There is always a problem with fictional policemen, and this book is no exception. Can we really believe that this cultured, sensitive man is a cop? Can we believe his history, that he was forced into this work because the ‘real’ art world rejected him?
It is a lot to ask. But we agree to suspend our disbelief.
Daniel Wright, the narrator, finds himself in a private gallery in Florence where only four pictures are hanging, one on each wall:
I spin on my heels to take them in. It is a bold curatorial decision, hanging such strong paintings together. Each painting cannot be looked at for long without the viewer feeling the energy of another exerting itself, a beckoning presence. This not a ‘stop-and-look-at-the-pretty-pictures-room’. This room has a centrifugal force that keeps you here. Spinning from one painting to another. There are two tonalities in the room, bisecting it almost. The Cezanne and the El Greco, golden, shimmering, diffuse, yet somehow still sharply present, reach into the room like sunlight; the Rothko and the Velazquez, both recessively dark, shy almost, yet with equal presence, cross the room like moonlight. Each tonality has its beauty, its magnetism. If there is an idea behind this room, it seems to me to be saying art affects the world beyond its details, its emotions, its surface, beyond the intellect and even our emotions. It is saying art fundamentally alters our perception of the world – it has phenomenological sway.

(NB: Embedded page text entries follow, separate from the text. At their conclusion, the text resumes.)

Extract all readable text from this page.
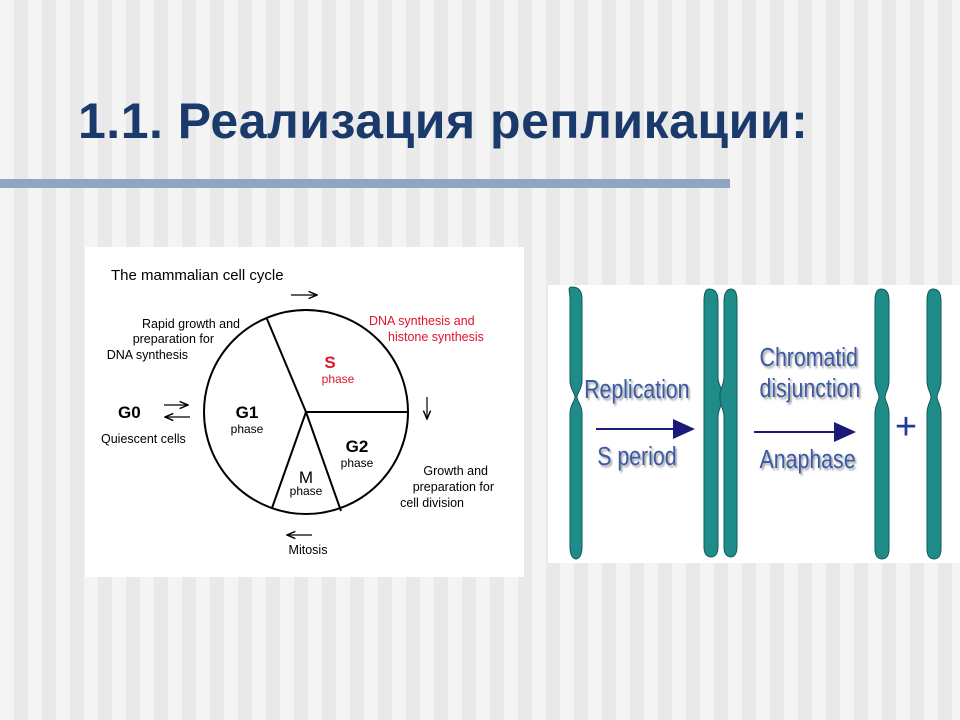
1.1. Реализация репликации:
The mammalian cell cycle
S
phase
G1
phase
G2
phase
M
phase
Rapid growth and
preparation for
DNA synthesis
DNA synthesis and
histone synthesis
Growth and
preparation for
cell division
G0
Quiescent cells
Mitosis
Replication
S period
Chromatid
disjunction
Anaphase
+
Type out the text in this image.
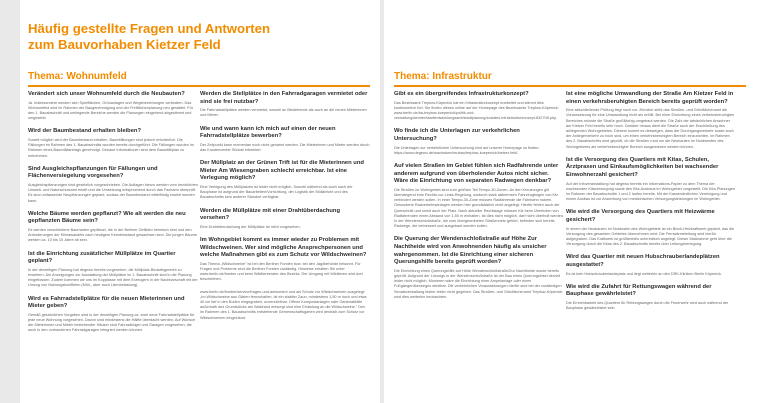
Häufig gestellte Fragen und Antworten
zum Bauvorhaben Kietzer Feld
Thema: Wohnumfeld	Thema: Infrastruktur
Verändert sich unser Wohnumfeld durch die Neubauten?
Ja. Insbesondere werden sich Spielflächen, Grünanlagen und Wegebeziehungen verändern. Das Wohnumfeld wird im Rahmen der Baugenehmigung und der Freiflächenplanung neu gestaltet. Für den 1. Bauabschnitt und umliegende Bereiche werden die Planungen eingehend abgestimmt und umgesetzt.
Wird der Baumbestand erhalten bleiben?
Soweit möglich wird der Baumbestand erhalten. Baumfällungen sind jedoch erforderlich. Die Fällungen im Rahmen des 1. Bauabschnitts wurden bereits durchgeführt. Die Fällungen wurden im Rahmen eines Baumfällantrags genehmigt. Genaue Informationen sind dem Baumfällplan zu entnehmen.
Sind Ausgleichspflanzungen für Fällungen und Flächenversiegelung vorgesehen?
Ausgleichspflanzungen sind gesetzlich vorgeschrieben. Die Auflagen hierzu werden vom bezirklichen Umwelt- und Naturschutzamt erteilt und die Umsetzung entsprechend durch das Fachamt überprüft. Es sind umfassende Neupflanzungen geplant, sodass der Baumbestand mittelfristig ersetzt werden kann.
Welche Bäume werden gepflanzt? Wie alt werden die neu gepflanzten Bäume sein?
Es werden verschiedene Baumarten gepflanzt, die in der Berliner Gefilden heimisch sind und den Anforderungen der Klimawandels nach heutigem Kenntnisstand gewachsen sind. Die jungen Bäume werden ca. 10 bis 15 Jahre alt sein.
Ist die Einrichtung zusätzlicher Müllplätze im Quartier geplant?
In der derzeitigen Planung hat degewo bereits vorgesehen, die Müllplatz-Bedarfsgerecht zu erweitern. Am Anzeigungen zur Ausstattung der Müllplätze im 1. Bauabschnitt sind in die Planung eingeflossen. Zudem kommen wir uns im Kopplasse mit dem Erzeugern in der Nachbarschaft mit der Umzug von Nutzungskonflikten (Müll-, aber auch Lärmbelastung).
Wird es Fahrradstellplätze für die neuen Mieterinnen und Mieter geben?
Gemäß gesetzlichen Vorgaben sind in der derzeitigen Planung ca. zwei neue Fahrradstellplätze für jede neue Wohnung vorgesehen. Davon sind mindestens die Hälfte überdacht werden. Auf Wunsch der Mieterinnen und Mieter bestehender Häuser sind Fahrradbügel und Garagen vorgesehen, die auch in den vorhandenen Fahrradgaragen integriert werden können.
Werden die Stellplätze in den Fahrradgaragen vermietet oder sind sie frei nutzbar?
Die Fahrradstellplätze werden vermietet, sowohl an Bestehende als auch an die neuen Mieterinnen und Mieter.
Wie und wann kann ich mich auf einen der neuen Fahrradstellplätze bewerben?
Der Zeitpunkt kann momentan noch nicht genannt werden. Die Mieterinnen und Mieter werden durch das Kundencenter Südost informiert.
Der Müllplatz an der Grünen Trift ist für die Mieterinnen und Mieter Am Wiesengraben schlecht erreichbar. Ist eine Verlegung möglich?
Eine Verlegung des Müllplatzes ist leider nicht möglich. Sowohl während als auch nach der Bauphase ist aufgrund der Bauarbeiten/Vorrichtung, der Logistik der Müllabfuhr und des Bauabschnitts kein anderer Standort verfügbar.
Werden die Müllplätze mit einer Drahtüberdachung versehen?
Eine Drahtüberdachung der Müllplätze ist nicht vorgesehen.
Im Wohngebiet kommt es immer wieder zu Problemen mit Wildschweinen. Wer sind mögliche Ansprechpersonen und welche Maßnahmen gibt es zum Schutz vor Wildschweinen?
Das Thema „Wildschweine" ist bei den Berliner Forsten bzw. bei den Jagdbehörde bekannt. Für Fragen und Probleme sind die Berliner Forsten zuständig. Hinweise erhalten Sie unter www.berlin.de/forsten und beim Wildtierberater des Bezirks. Der Umgang mit Wildtieren wird dort beschrieben.
www.berlin.de/forsten/service/fragen-und-antworten/ und als Schutz vor Wildschweinen ausgelegt: „Im Wildschweine aus Gärten fernzuhalten, ist ein stabiler Zaun, mindestens 1,50 m hoch und etwa 40 cm tief in den Boden eingegraben, unverzichtbar. Offene Kompostanlagen oder Gartenabfälle außerhalb des Grundstücks am Waldrand entsorgt sind eine Einladung an die Wildschweine." Den im Rahmen des 1. Bauabschnitts entstehende Gemeinschaftsgarten wird deshalb zum Schutz vor Wildschweinen eingezäunt.
Gibt es ein übergreifendes Infrastrukturkonzept?
Das Bezirksamt Treptow-Köpenick hat ein Infrastrukturkonzept erarbeitet und stimmt dies kontinuierlich fort. Sie finden dieses online auf der Homepage des Bezirksamts Treptow-Köpenick: www.berlin.de/ba-treptow-koepenick/politik-und-verwaltung/aemter/stadtentwicklungsamt/stadtplanung/soziales-infrastrukturkonzept-832708.php.
Wo finde ich die Unterlagen zur verkehrlichen Untersuchung?
Die Unterlagen zur verkehrlichen Untersuchung sind auf unserer Homepage zu finden: https://www.degewo.de/wachstum/neubau/treptow-koepenick/kietzer-feld/.
Auf vielen Straßen im Gebiet fühlen sich Radfahrende unter anderem aufgrund von überholender Autos nicht sicher. Wäre die Einrichtung von separaten Radwegen denkbar?
Die Straßen im Wohngebiet sind zum größten Teil Tempo-30-Zonen. An den Kreuzungen gilt überwiegend eine Rechts-vor-Links-Regelung, wodurch stark abbremsen Fahrzeugfolgen von Kfz verhindert werden sollen. In einer Tempo-30-Zone müssen Radfahrende die Fahrbahn nutzen. Gesonderte Radverkehrsanlagen werden hier grundsätzlich nicht angelegt. Hierfür fehlen auch der Querschnitt und somit auch der Platz. Nach aktueller Rechtslage müssen Kfz beim Überholen von Radfahrenden einen Abstand von 1,50 m einhalten. Ist dies nicht möglich, darf nicht überholt werden. In der Wendenschloßstraße, die zum übergeordneten Straßennetz gehört, befinden sich bereits Radwege, die verbessert und ausgebaut werden sollen.
Die Querung der Wendenschloßstraße auf Höhe Zur Nachtheide wird von Anwohnenden häufig als unsicher wahrgenommen. Ist die Einrichtung einer sicheren Querungshilfe bereits geprüft worden?
Die Einrichtung eines Querungshilfe auf Höhe Wendenschloßstraße/Zur Nachtheide wurde bereits geprüft. Aufgrund der Lösungs in der Wendenschloßstraße ist der Bau eines Querungsinsel derzeit leider nicht möglich. Monieren wäre die Einrichtung einer Ampelanlage oder eines Fußgängerüberweges denkbar. Die verkehrlichen Voraussetzungen hierfür sind bei der zuständigen Senatsverwaltung bisher leider nicht gegeben. Das Straßen- und Grünflächenamt Treptow-Köpenick wird dies weiterhin beobachten.
Ist eine mögliche Umwandlung der Straße Am Kietzer Feld in einen verkehrsberuhigten Bereich bereits geprüft worden?
Eine abschließende Prüfung liegt noch vor. Ziemlich sieht das Straßen- und Grünflächenamt die Voraussetzung für eine Umwandlung nicht als erfüllt. Bei einer Einrichtung eines verkehrsberuhigten Bereiches müsste die Straße großflächig umgebaut werden. Die Zahl der tatsächlichen Anwohner am Kietzer Feld bereits sehr hoch. Darüber hinaus dient die Straße auch der Erschließung des anliegenden Wohngebietes. Diesem kommt es deswegen, dass der Durchgangsverkehr sowie auch der Anliegerverkehr zu hoch sind, um einen verkehrsberuhigten Bereich einzurichten. Im Rahmen des 2. Bauabschnitts wird geprüft, ob die Straßen rund um die Neubauten im Nordwesten des Wohngebietes als verkehrsberuhigter Bereich ausgewiesen werden können.
Ist die Versorgung des Quartiers mit Kitas, Schulen, Ärztpraxen und Einkaufsmöglichkeiten bei wachsender Einwohnerzahl gesichert?
Auf der Infoveranstaltung hat degewo bereits ein Informations-Papier zu dem Thema der wachsenden Kitaversorgung sowie des Kita-Ausbaus im Wohngebiet vorgestellt. Die Kita-Planungen im Rahmen der Bauabschnitte 1 und 2 laufen bereits. Mit der Kassenärztlichen Vereinigung und einem Ausbau ist zur Anwerbung von medizinischen Versorgungsleistungen im Wohngebiet.
Wie wird die Versorgung des Quartiers mit Heizwärme gesichert?
In einem der Neubauten im Nordosten des Wohngebiets ist ein Block-Heizkraftwerk geplant, das die Versorgung des gesamten Gebietes übernehmen wird. Die Fernwärmeleitung wird hierfür aufgegraben. Das Kraftwerk ist größtenteils unterirdisch angelegt. Dieser Maßnahme geht über die Versorgung durch die Kitas des 2. Bauabschnitts bereits über Leitungsverlegung.
Wird das Quartier mit neuen Hubschrauberlandeplätzen ausgestattet?
Es ist kein Hubschrauberlandeplatz und liegt weiterhin an den DRK-Kliniken Berlin Köpenick.
Wie wird die Zufahrt für Rettungswagen während der Bauphase gewährleistet?
Die Erreichbarkeit des Quartiers für Rettungswagen durch die Feuerwehr wird auch während der Bauphase gewährleistet sein.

Writing of this calibre deserves a wide audience. One hopes, for Neil Griffiths’ sake, that his potential readership is not confined within a single genre.
This is a writer with a feeling for landscape, character, plot and narrative, and with a sure and deft touch and understanding for language and its ability to move us. I was reminded of Graham Greene.
London, Florence, Naples. The wasted and forgotten landscape of Calabria.
In Neil Griffiths central character I have met a man at a crossroads, but at the same time a man convinced that he’s on an open motorway.